Sylvia Enos lit a cigarette. She sucked smoke down into her lungs, held it there, and blew it out again. Then she took another drag. She didn’t feel nearly the exhilaration she had when she’d started the habit, but she did enjoy it. When she couldn’t smoke, as on the line at the galoshes factory, she got tense, even jittery. Like so many of the other women working there, she’d taken to sneaking smokes in the restroom. The place always smelled like a saloon.
Then she had to return to the line. Into the can of paint went her brush. She painted a red ring around the top of one of the black rubber overshoes sitting there in front of her, then around the other, working fast so the endless belts of the factory line would not carry them away before she could finish.
Another pair of galoshes, still warm from the mold, appeared before her. She put rings on them, too. Down the line they went. The next girl, armed with knives and shears, trimmed excess rubber from the galoshes. She threw the scraps into a bin under her foot. When the bin filled, the scraps would go back into the hopper along with fresh rubber, to be made into new overshoes. The factory wasted nothing and did everything
as cheaply as possible. That was why Sylvia still had a job. Had a man taken it, they would have had to lay out a little more money every week.
After a while, the stink of rubber started to give her a headache. That happened every morning by ten o’clock. It also gave her another reason to wish for a cigarette, or maybe a whole pack. What she’d discovered the first day she lit up got truer the more she smoked: tobacco did blunt her sense of smell.
Frank Best headed her way. She groaned silently; the foreman was carrying an overshoe where she’d missed part of the red line around the top. She knew what he’d say before he said it. That didn’t stop him: “Thought you were going to slip this one by, didn’t you?”
“I’m sorry, Mr. Best,” Sylvia said. She didn’t want him to have any kind of hold on her. “Here, give it to me. I’ll fix it.”
He held on to it. “You know, Sylvia, it really is too bad I have to take one out of a pair like this. It holds up the line and delays everybody. I hope I won’t have to do it very often from now on.”
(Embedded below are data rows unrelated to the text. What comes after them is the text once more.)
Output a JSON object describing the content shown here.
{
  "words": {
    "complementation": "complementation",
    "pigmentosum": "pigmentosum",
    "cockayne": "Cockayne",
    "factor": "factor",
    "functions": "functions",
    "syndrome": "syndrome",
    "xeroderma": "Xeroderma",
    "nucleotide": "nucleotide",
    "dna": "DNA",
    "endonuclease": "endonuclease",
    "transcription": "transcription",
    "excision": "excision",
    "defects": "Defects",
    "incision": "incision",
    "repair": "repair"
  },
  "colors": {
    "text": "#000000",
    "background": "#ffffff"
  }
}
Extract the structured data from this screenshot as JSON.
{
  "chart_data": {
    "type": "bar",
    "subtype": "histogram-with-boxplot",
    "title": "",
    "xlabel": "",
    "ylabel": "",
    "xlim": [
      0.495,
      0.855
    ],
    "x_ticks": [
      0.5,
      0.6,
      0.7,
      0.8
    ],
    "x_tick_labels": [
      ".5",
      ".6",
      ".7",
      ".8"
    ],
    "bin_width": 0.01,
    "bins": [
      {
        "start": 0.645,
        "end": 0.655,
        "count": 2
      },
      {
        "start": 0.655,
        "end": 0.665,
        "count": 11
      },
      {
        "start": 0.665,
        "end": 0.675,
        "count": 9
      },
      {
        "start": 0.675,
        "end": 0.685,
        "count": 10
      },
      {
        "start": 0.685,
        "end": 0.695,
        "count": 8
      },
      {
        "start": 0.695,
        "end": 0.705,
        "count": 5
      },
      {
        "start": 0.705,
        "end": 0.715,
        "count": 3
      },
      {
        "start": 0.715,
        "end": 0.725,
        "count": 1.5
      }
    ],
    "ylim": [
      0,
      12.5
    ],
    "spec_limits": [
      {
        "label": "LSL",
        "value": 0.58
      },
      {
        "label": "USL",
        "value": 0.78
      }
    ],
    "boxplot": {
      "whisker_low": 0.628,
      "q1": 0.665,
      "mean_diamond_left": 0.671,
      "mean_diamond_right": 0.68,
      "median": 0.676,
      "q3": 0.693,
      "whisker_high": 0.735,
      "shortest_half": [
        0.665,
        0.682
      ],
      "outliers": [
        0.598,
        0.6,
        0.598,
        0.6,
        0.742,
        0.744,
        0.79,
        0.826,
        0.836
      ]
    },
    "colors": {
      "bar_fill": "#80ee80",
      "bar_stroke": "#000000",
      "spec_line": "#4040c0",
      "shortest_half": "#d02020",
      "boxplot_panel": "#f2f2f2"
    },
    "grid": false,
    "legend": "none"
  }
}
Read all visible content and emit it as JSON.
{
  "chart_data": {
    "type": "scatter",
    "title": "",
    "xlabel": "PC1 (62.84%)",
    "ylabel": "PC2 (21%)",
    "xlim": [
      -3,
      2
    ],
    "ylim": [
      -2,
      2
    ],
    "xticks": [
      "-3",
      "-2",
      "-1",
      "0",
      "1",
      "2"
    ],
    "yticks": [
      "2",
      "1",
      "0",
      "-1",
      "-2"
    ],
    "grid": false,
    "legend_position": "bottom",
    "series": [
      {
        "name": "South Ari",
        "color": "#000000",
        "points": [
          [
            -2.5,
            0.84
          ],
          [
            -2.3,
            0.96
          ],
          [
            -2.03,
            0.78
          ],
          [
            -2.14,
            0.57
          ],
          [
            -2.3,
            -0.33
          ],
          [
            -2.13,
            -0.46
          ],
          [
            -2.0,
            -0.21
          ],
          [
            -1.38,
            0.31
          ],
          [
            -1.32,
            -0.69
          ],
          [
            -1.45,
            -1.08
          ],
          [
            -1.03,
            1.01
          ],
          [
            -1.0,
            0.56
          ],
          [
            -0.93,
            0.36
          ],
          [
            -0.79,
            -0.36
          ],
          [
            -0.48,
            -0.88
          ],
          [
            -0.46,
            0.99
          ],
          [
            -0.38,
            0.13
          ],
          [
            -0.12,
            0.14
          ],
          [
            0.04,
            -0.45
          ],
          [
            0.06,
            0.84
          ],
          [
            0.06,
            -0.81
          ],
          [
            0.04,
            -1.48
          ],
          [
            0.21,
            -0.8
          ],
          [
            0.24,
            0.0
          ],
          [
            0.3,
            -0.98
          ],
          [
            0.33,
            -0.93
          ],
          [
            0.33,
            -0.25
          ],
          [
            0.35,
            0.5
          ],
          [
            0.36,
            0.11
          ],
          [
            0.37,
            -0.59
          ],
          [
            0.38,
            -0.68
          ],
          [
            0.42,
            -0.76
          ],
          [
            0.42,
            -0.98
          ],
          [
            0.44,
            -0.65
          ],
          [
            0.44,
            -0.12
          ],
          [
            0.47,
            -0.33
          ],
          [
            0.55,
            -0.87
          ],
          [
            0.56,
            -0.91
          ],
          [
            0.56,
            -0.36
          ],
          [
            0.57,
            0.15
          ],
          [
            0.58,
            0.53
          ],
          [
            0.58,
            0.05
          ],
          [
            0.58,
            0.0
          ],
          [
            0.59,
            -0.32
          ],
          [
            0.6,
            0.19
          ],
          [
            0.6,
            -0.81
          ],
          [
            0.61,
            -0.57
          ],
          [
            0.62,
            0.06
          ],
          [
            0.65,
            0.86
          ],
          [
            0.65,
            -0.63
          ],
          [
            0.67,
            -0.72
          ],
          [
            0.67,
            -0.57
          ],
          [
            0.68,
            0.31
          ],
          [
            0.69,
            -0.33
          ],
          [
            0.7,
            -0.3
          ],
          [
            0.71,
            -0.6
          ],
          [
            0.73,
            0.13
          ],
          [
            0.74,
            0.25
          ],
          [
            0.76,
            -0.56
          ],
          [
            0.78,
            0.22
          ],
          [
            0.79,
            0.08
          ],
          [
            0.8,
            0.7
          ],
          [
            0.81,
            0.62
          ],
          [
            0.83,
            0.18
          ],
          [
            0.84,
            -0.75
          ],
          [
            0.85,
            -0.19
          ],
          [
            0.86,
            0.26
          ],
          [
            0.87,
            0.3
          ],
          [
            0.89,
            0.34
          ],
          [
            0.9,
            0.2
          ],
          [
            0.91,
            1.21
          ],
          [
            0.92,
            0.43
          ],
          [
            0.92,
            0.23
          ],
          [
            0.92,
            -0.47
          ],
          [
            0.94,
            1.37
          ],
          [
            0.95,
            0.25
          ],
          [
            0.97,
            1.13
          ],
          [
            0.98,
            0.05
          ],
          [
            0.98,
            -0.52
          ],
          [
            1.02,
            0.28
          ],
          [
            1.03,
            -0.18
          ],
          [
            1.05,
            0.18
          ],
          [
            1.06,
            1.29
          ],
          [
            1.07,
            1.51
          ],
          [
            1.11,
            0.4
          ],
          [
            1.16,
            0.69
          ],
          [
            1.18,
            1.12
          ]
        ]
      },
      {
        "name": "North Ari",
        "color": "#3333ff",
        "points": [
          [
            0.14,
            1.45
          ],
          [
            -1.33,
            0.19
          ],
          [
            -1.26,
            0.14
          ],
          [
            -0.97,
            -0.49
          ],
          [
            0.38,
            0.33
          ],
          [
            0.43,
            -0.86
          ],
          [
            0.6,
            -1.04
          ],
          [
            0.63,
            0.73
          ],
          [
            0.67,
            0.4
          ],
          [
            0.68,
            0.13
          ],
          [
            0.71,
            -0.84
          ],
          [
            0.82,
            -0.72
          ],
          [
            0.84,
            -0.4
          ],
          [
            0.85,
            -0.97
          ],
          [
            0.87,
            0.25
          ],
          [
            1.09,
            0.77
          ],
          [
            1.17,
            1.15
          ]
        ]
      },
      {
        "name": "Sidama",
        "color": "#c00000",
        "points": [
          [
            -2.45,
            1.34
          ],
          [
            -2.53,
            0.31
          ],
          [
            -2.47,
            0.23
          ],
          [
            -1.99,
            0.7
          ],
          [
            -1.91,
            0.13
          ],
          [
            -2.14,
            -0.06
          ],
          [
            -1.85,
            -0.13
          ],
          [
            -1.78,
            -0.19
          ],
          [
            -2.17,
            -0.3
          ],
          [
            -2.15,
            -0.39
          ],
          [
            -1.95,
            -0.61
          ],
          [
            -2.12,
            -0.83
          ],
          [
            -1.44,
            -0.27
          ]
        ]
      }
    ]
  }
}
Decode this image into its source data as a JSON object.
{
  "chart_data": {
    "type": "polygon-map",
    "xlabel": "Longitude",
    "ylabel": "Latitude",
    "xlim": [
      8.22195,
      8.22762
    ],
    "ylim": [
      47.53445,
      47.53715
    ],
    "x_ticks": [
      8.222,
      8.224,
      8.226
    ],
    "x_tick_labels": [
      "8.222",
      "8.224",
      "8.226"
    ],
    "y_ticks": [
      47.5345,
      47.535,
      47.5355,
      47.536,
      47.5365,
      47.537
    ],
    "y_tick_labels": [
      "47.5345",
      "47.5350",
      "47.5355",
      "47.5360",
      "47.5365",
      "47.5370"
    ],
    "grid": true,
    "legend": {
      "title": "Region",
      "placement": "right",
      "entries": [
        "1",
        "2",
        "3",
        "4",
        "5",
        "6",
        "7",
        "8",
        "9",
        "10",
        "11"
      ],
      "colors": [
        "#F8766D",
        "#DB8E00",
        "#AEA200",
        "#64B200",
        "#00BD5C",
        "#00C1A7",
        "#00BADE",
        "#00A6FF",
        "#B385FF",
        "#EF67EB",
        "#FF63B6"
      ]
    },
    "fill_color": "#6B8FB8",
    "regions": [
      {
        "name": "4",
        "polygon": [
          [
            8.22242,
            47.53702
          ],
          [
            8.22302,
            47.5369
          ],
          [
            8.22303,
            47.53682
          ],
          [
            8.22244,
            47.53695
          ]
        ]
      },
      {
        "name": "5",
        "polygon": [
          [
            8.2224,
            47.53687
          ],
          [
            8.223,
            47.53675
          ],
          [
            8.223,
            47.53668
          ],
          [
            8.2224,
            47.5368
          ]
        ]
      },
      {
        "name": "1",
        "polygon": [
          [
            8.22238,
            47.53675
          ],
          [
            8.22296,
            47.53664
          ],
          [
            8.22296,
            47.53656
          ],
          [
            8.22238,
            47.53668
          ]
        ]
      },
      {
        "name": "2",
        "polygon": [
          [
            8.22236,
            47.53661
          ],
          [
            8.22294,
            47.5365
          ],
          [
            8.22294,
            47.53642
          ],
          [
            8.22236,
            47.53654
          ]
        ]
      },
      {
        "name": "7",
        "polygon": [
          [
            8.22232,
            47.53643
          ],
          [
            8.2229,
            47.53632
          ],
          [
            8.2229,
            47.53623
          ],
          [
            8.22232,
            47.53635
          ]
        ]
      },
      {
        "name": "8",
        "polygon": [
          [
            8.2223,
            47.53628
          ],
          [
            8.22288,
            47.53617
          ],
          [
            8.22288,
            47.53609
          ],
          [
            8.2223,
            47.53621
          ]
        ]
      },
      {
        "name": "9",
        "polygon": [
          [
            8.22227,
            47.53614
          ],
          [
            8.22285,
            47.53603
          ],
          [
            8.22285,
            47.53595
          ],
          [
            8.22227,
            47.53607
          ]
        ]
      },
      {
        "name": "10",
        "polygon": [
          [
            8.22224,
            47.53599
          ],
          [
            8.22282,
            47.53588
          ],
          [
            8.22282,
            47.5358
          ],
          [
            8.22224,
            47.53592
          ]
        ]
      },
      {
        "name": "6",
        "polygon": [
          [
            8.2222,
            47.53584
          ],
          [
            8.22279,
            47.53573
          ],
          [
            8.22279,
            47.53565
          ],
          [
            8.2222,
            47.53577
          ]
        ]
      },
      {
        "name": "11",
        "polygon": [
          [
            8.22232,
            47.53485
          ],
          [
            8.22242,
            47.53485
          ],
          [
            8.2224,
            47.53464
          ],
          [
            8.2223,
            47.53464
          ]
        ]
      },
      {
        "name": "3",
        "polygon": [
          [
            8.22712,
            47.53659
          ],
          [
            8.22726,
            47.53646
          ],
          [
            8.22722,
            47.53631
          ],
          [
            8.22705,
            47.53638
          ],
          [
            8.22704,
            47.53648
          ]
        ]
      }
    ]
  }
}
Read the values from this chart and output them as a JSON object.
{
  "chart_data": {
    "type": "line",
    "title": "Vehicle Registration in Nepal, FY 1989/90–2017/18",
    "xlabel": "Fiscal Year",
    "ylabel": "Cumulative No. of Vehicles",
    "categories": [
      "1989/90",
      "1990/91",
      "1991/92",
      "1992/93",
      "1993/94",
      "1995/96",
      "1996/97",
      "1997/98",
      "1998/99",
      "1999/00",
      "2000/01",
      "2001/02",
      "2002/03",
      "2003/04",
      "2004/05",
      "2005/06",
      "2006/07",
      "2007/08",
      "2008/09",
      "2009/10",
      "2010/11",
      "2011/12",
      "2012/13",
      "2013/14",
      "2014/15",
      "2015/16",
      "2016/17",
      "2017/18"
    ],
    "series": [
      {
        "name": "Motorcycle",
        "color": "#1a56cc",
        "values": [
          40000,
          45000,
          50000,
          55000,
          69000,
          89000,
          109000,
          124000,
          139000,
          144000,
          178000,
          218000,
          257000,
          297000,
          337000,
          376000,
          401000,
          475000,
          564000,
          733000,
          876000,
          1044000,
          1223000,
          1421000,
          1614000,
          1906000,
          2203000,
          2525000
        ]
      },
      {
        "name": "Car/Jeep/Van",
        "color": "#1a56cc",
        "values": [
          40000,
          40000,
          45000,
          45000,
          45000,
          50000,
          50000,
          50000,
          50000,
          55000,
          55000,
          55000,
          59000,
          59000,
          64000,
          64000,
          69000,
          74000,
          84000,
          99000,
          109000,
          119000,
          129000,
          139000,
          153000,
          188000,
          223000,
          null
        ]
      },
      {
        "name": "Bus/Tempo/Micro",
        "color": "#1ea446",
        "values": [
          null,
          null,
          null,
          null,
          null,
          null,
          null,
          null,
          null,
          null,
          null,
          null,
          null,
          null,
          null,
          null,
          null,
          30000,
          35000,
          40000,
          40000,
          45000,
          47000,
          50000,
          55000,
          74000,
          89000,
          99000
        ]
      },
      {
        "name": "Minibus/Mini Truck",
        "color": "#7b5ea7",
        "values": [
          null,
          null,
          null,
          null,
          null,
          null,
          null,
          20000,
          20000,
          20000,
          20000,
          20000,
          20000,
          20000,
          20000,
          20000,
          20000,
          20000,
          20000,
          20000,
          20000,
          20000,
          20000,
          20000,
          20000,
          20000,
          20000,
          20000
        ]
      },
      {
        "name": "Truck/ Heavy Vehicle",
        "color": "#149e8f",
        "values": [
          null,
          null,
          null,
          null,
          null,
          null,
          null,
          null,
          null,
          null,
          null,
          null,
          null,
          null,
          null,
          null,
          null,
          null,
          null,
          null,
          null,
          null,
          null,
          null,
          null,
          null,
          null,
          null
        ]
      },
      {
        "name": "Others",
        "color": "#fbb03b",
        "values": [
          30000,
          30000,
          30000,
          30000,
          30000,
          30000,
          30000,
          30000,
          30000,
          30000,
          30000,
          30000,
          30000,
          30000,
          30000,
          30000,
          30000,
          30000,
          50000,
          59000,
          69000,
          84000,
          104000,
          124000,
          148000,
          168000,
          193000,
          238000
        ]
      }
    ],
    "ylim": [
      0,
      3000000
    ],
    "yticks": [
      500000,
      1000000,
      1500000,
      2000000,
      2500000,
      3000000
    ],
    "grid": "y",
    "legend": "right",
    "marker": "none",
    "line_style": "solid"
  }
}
He was holding up the line, too, by lecturing her. She didn’t say so; she knew a lost cause when she saw one. “I’ll do my best not to let it happen again,” she said. “Please let me fix it.”
At last, Best did. As if she were Leonardo working on the Mona Lisa, Sylvia completed the red ring. She handed the rubber overshoe back to Best. Please, she thought. Take it back to wherever you spotted it and leave me alone. Lectures were one thing, and bad enough. The rest of his routine was worse.
That didn’t keep him from trotting it out. “You really should pay more attention to what you’re doing,” he said. “I would be disappointed, and I know you would be, too, if you made mistakes like this very often. Work is sometimes hard to find these days.”
“Mr. Best, I don’t make mistakes like this very often,” Sylvia answered. “You’ve said so yourself.”